A Biblioteca Central da Universidade Pedagógica de Maputo (UPM) ocupa um lugar muito especial nesta missão. Localizada no coração da cidade de Maputo, recebe anualmente milhares de utilizadores, crianças dos jardins de infância,estudantes do ensino secundário das escolas públicas vizinhas, estudantes universitários, investigadores, professores e cidadãos movidos apenas pela curiosidade intelectual.
O seu acervo ultrapassa os 15.900 títulos, com uma média de três exemplares por obra, reflectindo um esforço permanente de actualização e diversificação bibliográfica. A estes juntam-se mais de 40 mil monografias, dissertações e teses, produzidas ao longo da história da instituição, constituindo um dos mais importantes repositórios da investigação académica nacional.
Nas suas estantes convivem colecções raras do período colonial, obras fundamentais do período pós-independência, documentos sobre a luta de libertação nacional, publicações dos seus protagonistas, bem como centenas de livros produzidos por docentes da própria UPM, no activo ou eméritos. Este património faz da Biblioteca um espaço privilegiado para compreender a história da educação, da cultura e da construção do Estado moçambicano.
Embora a Biblioteca ainda não acompanhe os quase quarenta anos de existência da UPM, sendo cerca de meia década mais jovem, afirmou-se rapidamente como uma das maiores e mais relevantes bibliotecas universitárias de Moçambique.
Esta afirmação também se construiu graças à generosidade de muitas famílias e instituições que confiaram à UPM a preservação das suas memórias. O saudoso Professor Paulus Gerdes, antigo Reitor, matemático de renome internacional e um dos maiores investigadores da etnomatemática africana, legou à Universidade a sua extraordinária colecção bibliográfica e documental. Outras famílias seguiram-lhe o exemplo, entre elas as famílias Antão, Loforte e Durão, enriquecendo continuamente este património colectivo. A estas juntam-se contributos relevantes de personalidades como o Professor Renato Matusse, bem como de autores individuais que, através da oferta das suas obras, ajudam a manter viva a circulação do conhecimento.

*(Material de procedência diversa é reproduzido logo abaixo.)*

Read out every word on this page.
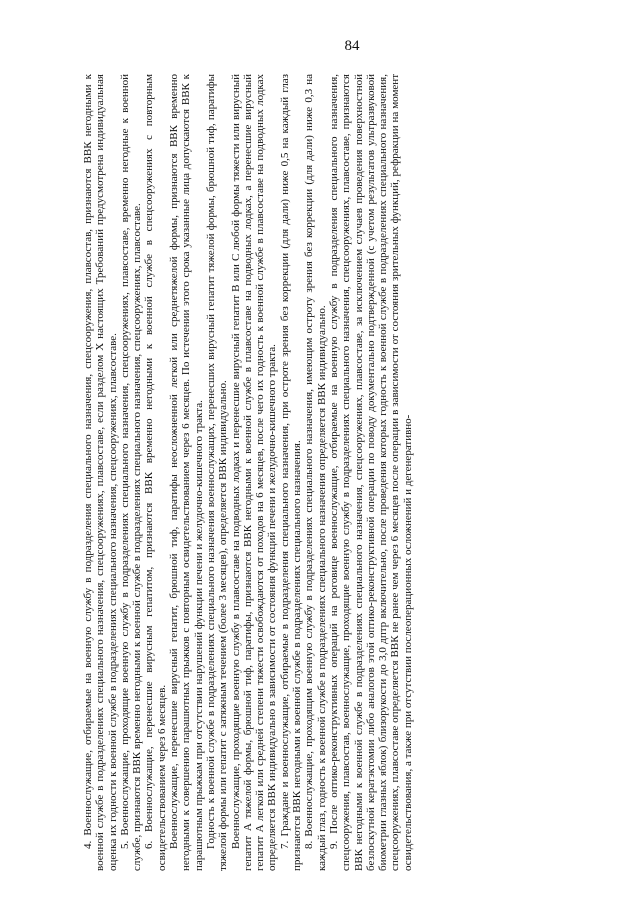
84

4. Военнослужащие, отбираемые на военную службу в подразделения специального назначения, спецсооружения, плавсостав, признаются ВВК негодными к военной службе в подразделениях специального назначения, спецсооружениях, плавсоставе, если разделом X настоящих Требований предусмотрена индивидуальная оценка их годности к военной службе в подразделениях специального назначения, спецсооружениях, плавсоставе. 5. Военнослужащие, проходящие военную службу в подразделениях специального назначения, спецсооружениях, плавсоставе, временно негодные к военной службе, признаются ВВК временно негодными к военной службе в подразделениях специального назначения, спецсооружениях, плавсоставе. 6. Военнослужащие, перенесшие вирусным гепатитом, признаются ВВК временно негодными к военной службе в спецсооружениях с повторным освидетельствованием через 6 месяцев. Военнослужащие, перенесшие вирусный гепатит, брюшной тиф, паратифы неосложненной легкой или среднетяжелой формы, признаются ВВК временно негодными к совершению парашютных прыжков с повторным освидетельствованием через 6 месяцев. По истечении этого срока указанные лица допускаются ВВК к парашютным прыжкам при отсутствии нарушений функции печени и желудочно-кишечного тракта. Годность к военной службе в подразделениях специального назначения военнослужащих, перенесших вирусный гепатит тяжелой формы, брюшной тиф, паратифы тяжелой формы или гепатит с затяжным течением (более 3 месяцев), определяется ВВК индивидуально. Военнослужащие, проходящие военную службу в плавсоставе на подводных лодках и перенесшие вирусный гепатит В или С любой формы тяжести или вирусный гепатит А тяжелой формы, брюшной тиф, паратифы, признаются ВВК негодными к военной службе в плавсоставе на подводных лодках, а перенесшие вирусный гепатит А легкой или средней степени тяжести освобождаются от походов на 6 месяцев, после чего их годность к военной службе в плавсоставе на подводных лодках определяется ВВК индивидуально в зависимости от состояния функций печени и желудочно-кишечного тракта. 7. Граждане и военнослужащие, отбираемые в подразделения специального назначения, при остроте зрения без коррекции (для дали) ниже 0,5 на каждый глаз признаются ВВК негодными к военной службе в подразделениях специального назначения. 8. Военнослужащие, проходящим военную службу в подразделениях специального назначения, имеющим остроту зрения без коррекции (для дали) ниже 0,3 на каждый глаз, годность к военной службе в подразделениях специального назначения определяется ВВК индивидуально. 9. После оптико-реконструктивных операций на роговице военнослужащие, отбираемые на военную службу в подразделения специального назначения, спецсооружения, плавсостав, военнослужащие, проходящие военную службу в подразделениях специального назначения, спецсооружениях, плавсоставе, признаются ВВК негодными к военной службе в подразделениях специального назначения, спецсооружениях, плавсоставе, за исключением случаев проведения поверхностной безлоскутной кератэктомии либо аналогов этой оптико-реконструктивной операции по поводу документально подтвержденной (с учетом результатов ультразвуковой биометрии глазных яблок) близорукости до 3,0 дптр включительно, после проведения которых годность к военной службе в подразделениях специального назначения, спецсооружениях, плавсоставе определяется ВВК не ранее чем через 6 месяцев после операции в зависимости от состояния зрительных функций, рефракции на момент освидетельствования, а также при отсутствии послеоперационных осложнений и дегенеративно-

A Biblioteca tem beneficiado, igualmente, do apoio de instituições nacionais e internacionais que, por meio de doações, parcerias e oferta de livros, ampliam o seu acervo e fortalecem a sua missão pública. Entre essas instituições destacam-se a FEMA, a WLSA, a Universidade do Minho, a Universidade de Lisboa, a Embaixada da França, a Embaixada da Espanha, o Alto Comissariado da Índia e a Universidade de São Paulo. A este movimento de generosidade somam-se editoras e distribuidoras, como a Kapicua – Livros e Multimédia, a Alcance, a Gala-Gala e a Ethale, que têm contribuído para aproximar o livro dos seus leitores e para renovar, de forma permanente, a vida intelectual da Biblioteca.
Cada doação é cuidadosamente catalogada pelas equipas técnicas da Biblioteca, que desempenham um trabalho silencioso, rigoroso e profundamente humano, garantir que o legado de cada autor, investigador ou família permaneça acessível às gerações futuras.
Igualmente, diversas instituições nacionais e internacionais confiaram os seus espólios à nossa guarda. Entre elas destaca-se a extinta USAID, que depositou na Biblioteca um vasto conjunto de relatórios, estudos e documentação técnica, incluindo versões digitais, hoje indispensáveis para investigadores de múltiplas áreas.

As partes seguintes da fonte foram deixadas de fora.